South Sudan experiences crippling conflicts that overlap and perpetuate one another. Family feuds erupt into violence often years after the initiating events. Clan wars expand to involve tribes. Tribal wars expand to involve government forces. Multiple rebellions trigger disproportionate retaliation from the central government that escalates to genocidal levels. International intervention is hampered by complex loyalties and agendas that treat human life as a commodity to be bartered. The discovery of oil in South Sudan may not be the blessing that many hope as it raises the stakes in a global economy where human life, especially life so different from our own, appears cheap and expendable. China already develops, exports, and protects the oil interest while providing weapons to the central government which are in turn used exclusively against its own people.

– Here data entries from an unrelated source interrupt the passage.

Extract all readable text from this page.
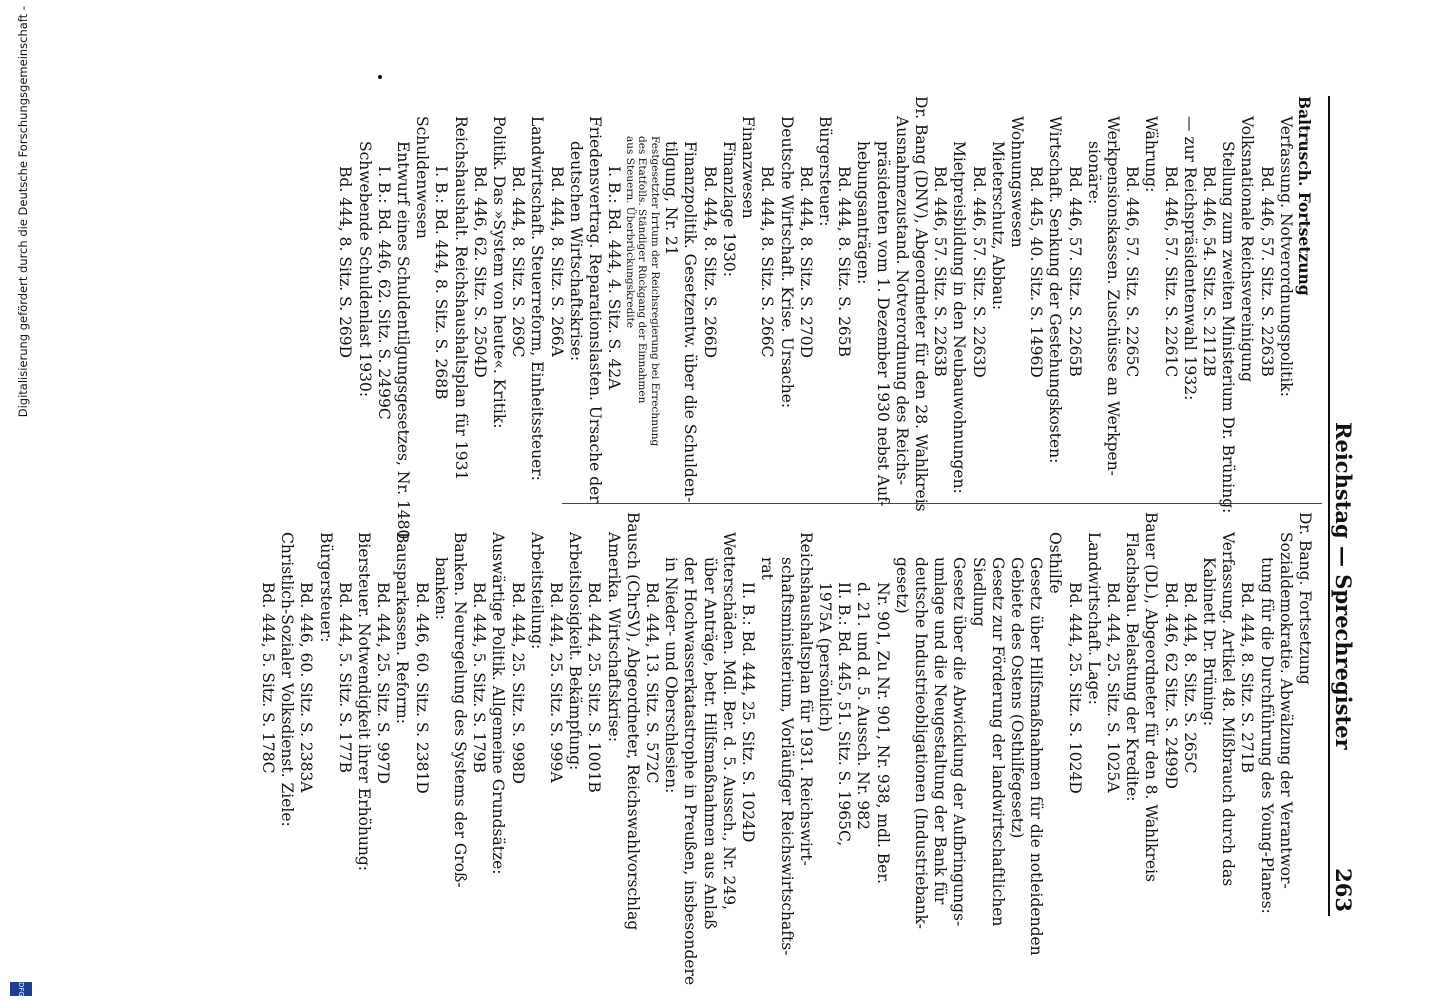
Reichstag — Sprechregister
263
Baltrusch. Fortsetzung
Verfassung. Notverordnungspolitik:
Bd. 446, 57. Sitz. S. 2263B
Volksnationale Reichsvereinigung
Stellung zum zweiten Ministerium Dr. Brüning:
Bd. 446, 54. Sitz. S. 2112B
— zur Reichspräsidentenwahl 1932:
Bd. 446, 57. Sitz. S. 2261C
Währung:
Bd. 446, 57. Sitz. S. 2265C
Werkpensionskassen. Zuschüsse an Werkpen-
sionäre:
Bd. 446, 57. Sitz. S. 2265B
Wirtschaft. Senkung der Gestehungskosten:
Bd. 445, 40. Sitz. S. 1496D
Wohnungswesen
Mieterschutz, Abbau:
Bd. 446, 57. Sitz. S. 2263D
Mietpreisbildung in den Neubauwohnungen:
Bd. 446, 57. Sitz. S. 2263B
Dr. Bang (DNV), Abgeordneter für den 28. Wahlkreis
Ausnahmezustand. Notverordnung des Reichs-
präsidenten vom 1. Dezember 1930 nebst Auf-
hebungsanträgen:
Bd. 444, 8. Sitz. S. 265B
Bürgersteuer:
Bd. 444, 8. Sitz. S. 270D
Deutsche Wirtschaft. Krise. Ursache:
Bd. 444, 8. Sitz. S. 266C
Finanzwesen
Finanzlage 1930:
Bd. 444, 8. Sitz. S. 266D
Finanzpolitik. Gesetzentw. über die Schulden-
tilgung, Nr. 21
Festgesetzter Irrtum der Reichsregierung bei Errechnung
des Etatfolls. Ständiger Rückgang der Einnahmen
aus Steuern. Überbrückungskredite
I. B.: Bd. 444, 4. Sitz. S. 42A
Friedensvertrag. Reparationslasten. Ursache der
deutschen Wirtschaftskrise:
Bd. 444, 8. Sitz. S. 266A
Landwirtschaft. Steuerreform, Einheitssteuer:
Bd. 444, 8. Sitz. S. 269C
Politik. Das »System von heute«. Kritik:
Bd. 446, 62. Sitz. S. 2504D
Reichshaushalt. Reichshaushaltsplan für 1931
I. B.: Bd. 444, 8. Sitz. S. 268B
Schuldenwesen
Entwurf eines Schuldentilgungsgesetzes, Nr. 1480
I. B.: Bd. 446, 62. Sitz. S. 2499C
Schwebende Schuldenlast 1930:
Bd. 444, 8. Sitz. S. 269D
Dr. Bang. Fortsetzung
Sozialdemokratie. Abwälzung der Verantwor-
tung für die Durchführung des Young-Planes:
Bd. 444, 8. Sitz. S. 271B
Verfassung. Artikel 48. Mißbrauch durch das
Kabinett Dr. Brüning:
Bd. 444, 8. Sitz. S. 265C
Bd. 446, 62 Sitz. S. 2499D
Bauer (DL), Abgeordneter für den 8. Wahlkreis
Flachsbau. Belastung der Kredite:
Bd. 444, 25. Sitz. S. 1025A
Landwirtschaft. Lage:
Bd. 444, 25. Sitz. S. 1024D
Osthilfe
Gesetz über Hilfsmaßnahmen für die notleidenden
Gebiete des Ostens (Osthilfegesetz)
Gesetz zur Förderung der landwirtschaftlichen
Siedlung
Gesetz über die Abwicklung der Aufbringungs-
umlage und die Neugestaltung der Bank für
deutsche Industrieobligationen (Industriebank-
gesetz)
Nr. 901, Zu Nr. 901, Nr. 938, mdl. Ber.
d. 21. und d. 5. Aussch. Nr. 982
II. B.: Bd. 445, 51. Sitz. S. 1965C,
1975A (persönlich)
Reichshaushaltsplan für 1931. Reichswirt-
schaftsministerium, Vorläufiger Reichswirtschafts-
rat
II. B.: Bd. 444, 25. Sitz. S. 1024D
Wetterschäden. Mdl. Ber. d. 5. Aussch., Nr. 249,
über Anträge, betr. Hilfsmaßnahmen aus Anlaß
der Hochwasserkatastrophe in Preußen, insbesondere
in Nieder- und Oberschlesien:
Bd. 444, 13. Sitz. S. 572C
Bausch (ChrSV), Abgeordneter, Reichswahlvorschlag
Amerika. Wirtschaftskrise:
Bd. 444, 25. Sitz. S. 1001B
Arbeitslosigkeit. Bekämpfung:
Bd. 444, 25. Sitz. S. 999A
Arbeitsteilung:
Bd. 444, 25. Sitz. S. 998D
Auswärtige Politik. Allgemeine Grundsätze:
Bd. 444, 5. Sitz. S. 179B
Banken. Neuregelung des Systems der Groß-
banken:
Bd. 446, 60. Sitz. S. 2381D
Bausparkassen. Reform:
Bd. 444, 25. Sitz. S. 997D
Biersteuer. Notwendigkeit ihrer Erhöhung:
Bd. 444, 5. Sitz. S. 177B
Bürgersteuer:
Bd. 446, 60. Sitz. S. 2383A
Christlich-Sozialer Volksdienst. Ziele:
Bd. 444, 5. Sitz. S. 178C
Digitalisierung gefördert durch die Deutsche Forschungsgemeinschaft -
DFG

Brutality, mass rape, slavery, and genocide fill the history of this region where traditional African societies interface across a harsh landscape with Muslim/Arab societies. The region also lacks a history of successful peacemaking devoid of external involvement. Often the struggle for survival has forced ethnicity onto people who are not well served by modern political or cultural boundaries. Theses identities can turn with disturbing rapidity to a type of ethnic-bound loyalty which expresses itself in the recurrent retaliatory massacres, Darfur’s ongoing genocide, and the wholesale rape and enslavement of women and children—often with senseless violence and disregard for human life so horrible that the senses numb. Sudan is truly a country of extremes within extremes, but inhabiting these extremes are a highly marginalized people who deserve recognition and a voice. They are not, as I have heard them described, a “primitive people”, in any way except that they lack most modern technologies. They possess intricate relationships, a rich and complex culture, history, and sophisticated philosophies—in many ways more so than those found in Western urban cultures. In a word, they are humans whose similarities with the rest of us far outweigh their differences and whose worth is equal to our own. I am blessed to have known them during my time with them as both a physician and an anthropologist. I would plead with Western powers, including our president, to commit whatever resources are required to make known to Khartoum that we will not sit idly by as another generation of Sudanese are again ravaged by their own government and by neglect, by ours as well. If AP, Reuters News, CNN, and all of the major US papers and networks did not hear the sounds of bombs dropping it was only because they (we) did not listen.